A ligação de Dona Canô com Lula também é notória. Em 2002, nas
vésperas da votação que daria a Lula seu primeiro mandato presidencial,
ela telefonou ao então candidato, e lhe parabenizou pela campanha,
chegando inclusive a cantar o jingle da campanha de Lula no telefone,
acompanhada de sua família.
DESAUTORIZANDO CAETANO
Lula também foi o motivo de uma das últimas polêmicas protagonizadas
por Dona Canô, em 2009, desta vez envolvendo seu filho. Caetano disse em
entrevista ao jornal "Estado de São Paulo" em 5 de novembro, que
apoiava a candidatura de Marina Silva à presidência da República, porque
ela "é inteligente como o Obama, não é analfabeta como o Lula, que não
sabe falar, é cafona falando, grosseiro."

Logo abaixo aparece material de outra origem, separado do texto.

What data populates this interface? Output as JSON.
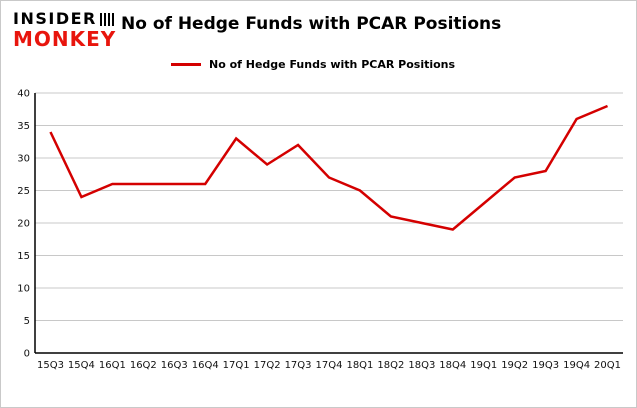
{
  "logo": {
    "line1": "INSIDER",
    "line2": "MONKEY"
  },
  "title": "No of Hedge Funds with PCAR Positions",
  "legend": {
    "label": "No of Hedge Funds with PCAR Positions"
  },
  "chart_data": {
    "type": "line",
    "title": "No of Hedge Funds with PCAR Positions",
    "categories": [
      "15Q3",
      "15Q4",
      "16Q1",
      "16Q2",
      "16Q3",
      "16Q4",
      "17Q1",
      "17Q2",
      "17Q3",
      "17Q4",
      "18Q1",
      "18Q2",
      "18Q3",
      "18Q4",
      "19Q1",
      "19Q2",
      "19Q3",
      "19Q4",
      "20Q1"
    ],
    "values": [
      34,
      24,
      26,
      26,
      26,
      26,
      33,
      29,
      32,
      27,
      25,
      21,
      20,
      19,
      23,
      27,
      28,
      36,
      38
    ],
    "xlabel": "",
    "ylabel": "",
    "ylim": [
      0,
      40
    ],
    "ytick_step": 5,
    "grid": true,
    "grid_color": "#c8c8c8",
    "axis_color": "#000000",
    "line_color": "#d40000",
    "legend_position": "top"
  }
}
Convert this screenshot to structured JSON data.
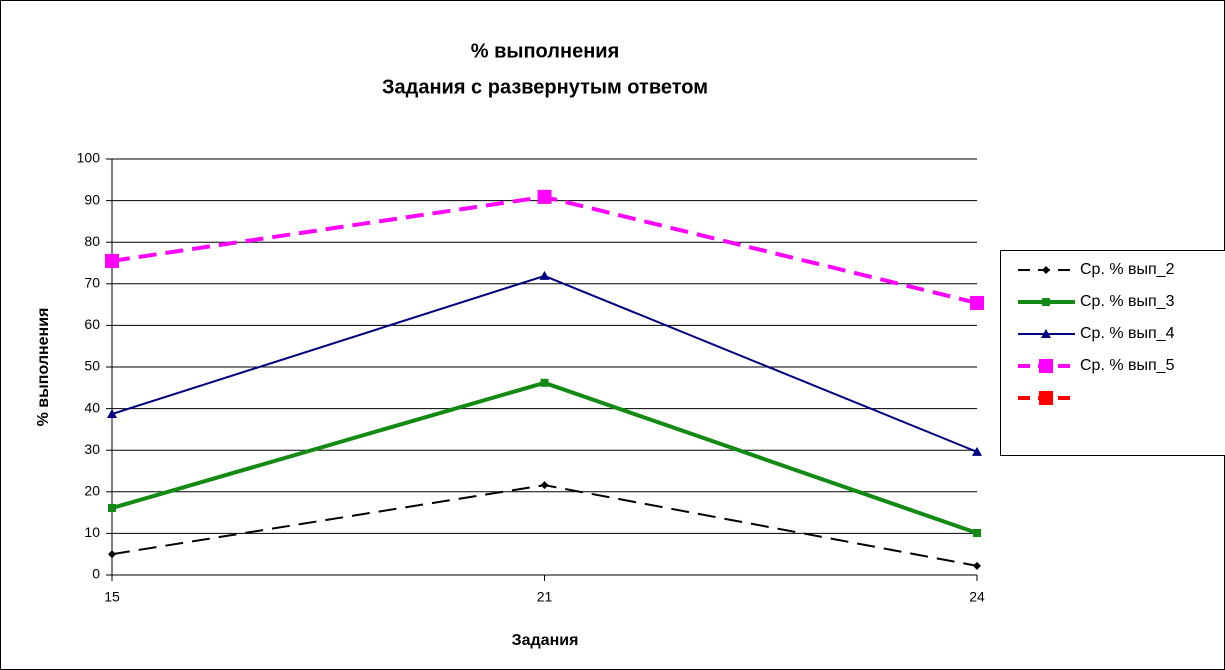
{
  "chart_data": {
    "type": "line",
    "title": "% выполнения",
    "subtitle": "Задания с развернутым ответом",
    "x_label": "Задания",
    "y_label": "% выполнения",
    "categories": [
      "15",
      "21",
      "24"
    ],
    "series": [
      {
        "name": "Ср. % вып_2",
        "color": "#000000",
        "dash": "dashed",
        "marker": "diamond",
        "values": [
          5.0,
          21.6,
          2.2
        ]
      },
      {
        "name": "Ср. % вып_3",
        "color": "#138a13",
        "dash": "solid",
        "marker": "square",
        "values": [
          16.1,
          46.2,
          10.1
        ]
      },
      {
        "name": "Ср. % вып_4",
        "color": "#000080",
        "dash": "solid",
        "marker": "triangle",
        "values": [
          38.7,
          71.9,
          29.6
        ]
      },
      {
        "name": "Ср. % вып_5",
        "color": "#ff00ff",
        "dash": "dashed",
        "marker": "square",
        "values": [
          75.5,
          90.9,
          65.4
        ]
      },
      {
        "name": null,
        "color": "#ff0000",
        "dash": "dashed",
        "marker": "square",
        "values": [
          null,
          null,
          null
        ]
      }
    ],
    "ylim": [
      0,
      100
    ],
    "yticks": [
      0,
      10,
      20,
      30,
      40,
      50,
      60,
      70,
      80,
      90,
      100
    ],
    "grid": true,
    "legend": "right"
  }
}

A declaração obteve grande repercussão, o que fez Dona Canô
manifestar intenção de ligar ao presidente para pedir desculpas, em nome
de Caetano. "Lula não merece isso. Quero muito bem a ele. Foi uma
ofensa sem necessidade. Caetano não tinha que dizer aquilo. Ele é só um
cantor. Vota em Lula se quiser, não precisa ofender nem procurar
confusão."
Porta-retrato que fica no quarto de Dona Cano, em sua residência, em Santo Amaro, a 70 km de Salvador, Bahia
A
polêmica foi encerrada poucos dias depois, quando Lula ligou
pessoalmente para Dona Canô para perdoar Caetano pela declaração. "Não
fique chateada, preocupada, porque gosto muito da senhora e gosto do
Caetano também. Está tudo bem, essas coisas acontecem", disse o
ex-presidente.
SINCRETISMO
Religiosa, liderou durante anos a Novena de Nossa Senhora da
Purificação, popularmente conhecida como Novena de Dona Canô, tradição
católica de quase três séculos que acontece sempre na última semana de
janeiro. Essa devoção não a impediu de comandar também as baianas
adeptas do candomblé na festa da lavagem da escadaria da igreja.